The plane went down Oct. 15, 2025, after an engine failure above Lower Red Lake while en route to Bemidji at about 3,500 feet.
No one was injured in the emergency landing, but Red Lake Tribal Police impounded Darrin Smedsmo’s airplane on the grounds the landing violated the band’s airspace rules as well as endangered public safety.
The issue gained the attention of international media and pilots associations, particularly regarding the rights of pilots when making emergency landing decisions.
“I think justice prevailed, cooler heads prevailed,” Smedsmo said in a Thursday phone interview. “It took a while, took longer than it should have, but I am pleased.”
The Red Lake Nation had a 1978 resolution that barred any aircraft flying below 20,000 feet — to oppose proposed low-flying military exercises in the area — following the Cold War-era military tests around the Big Bog Recreation Area in Waskish.

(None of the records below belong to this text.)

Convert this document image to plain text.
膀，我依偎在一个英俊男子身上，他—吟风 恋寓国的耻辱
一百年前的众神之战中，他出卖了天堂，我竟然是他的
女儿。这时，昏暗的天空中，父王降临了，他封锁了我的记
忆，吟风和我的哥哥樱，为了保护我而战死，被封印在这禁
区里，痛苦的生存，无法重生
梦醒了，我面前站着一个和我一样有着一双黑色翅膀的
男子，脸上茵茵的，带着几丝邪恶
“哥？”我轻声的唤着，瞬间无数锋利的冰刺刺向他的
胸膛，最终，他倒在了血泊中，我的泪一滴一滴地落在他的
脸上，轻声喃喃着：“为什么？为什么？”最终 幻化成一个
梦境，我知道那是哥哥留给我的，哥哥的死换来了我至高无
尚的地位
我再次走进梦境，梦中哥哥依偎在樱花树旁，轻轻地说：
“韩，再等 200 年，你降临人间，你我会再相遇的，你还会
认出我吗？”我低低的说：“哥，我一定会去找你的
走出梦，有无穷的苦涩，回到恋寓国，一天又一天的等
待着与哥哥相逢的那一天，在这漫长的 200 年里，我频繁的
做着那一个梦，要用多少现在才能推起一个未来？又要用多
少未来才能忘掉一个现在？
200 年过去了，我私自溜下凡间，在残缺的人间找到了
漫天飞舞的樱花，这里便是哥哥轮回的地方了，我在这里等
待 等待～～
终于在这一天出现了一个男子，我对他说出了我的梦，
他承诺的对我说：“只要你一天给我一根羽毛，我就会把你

In an announcement last November, the Red Lake Tribal Council stated it welcomed the Federal Aviation Administration for guidance on its airspace resolution.
The Minnesota Star Tribune reported in May that the FAA threatened to take the tribe to federal court if the plane wasn’t returned.
A request for comment from Red Lake’s legal counsel was not returned as of Friday morning.
Smedsmo gave KAXE a letter from the Red Lake prosecution team.
In the letter dated Monday, Chief Prosecutor Ogema Neadeau wrote that as the only fully closed Indian reservation in the U.S., the Red Lake Nation “takes its responsibility to exercise its sovereignty very seriously,” and that the decision to return the plane “is the result of the Red Lake Nation’s responsible exercise of its inherent sovereignty.”
The band has agreements with three air ambulance service providers as well as specific protocols for wildland firefighting activities with the Bureau of Indian Affairs, the U.S. Forest Service and the Minnesota Department of Natural Resources, Neadeau’s letter states. He wrote that the incident opened communication with the FAA for the Red Lake Nation’s airspace concerns to be accommodated.
Smedsmo said restoration work is underway for the element-exposed airplane, with hopes to showcase it at an event in Oshkosh later this summer.
“I've been encouraged, even if I can't fly it down there, to trailer it down there, because it's kind of a famous little airplane now,” he said.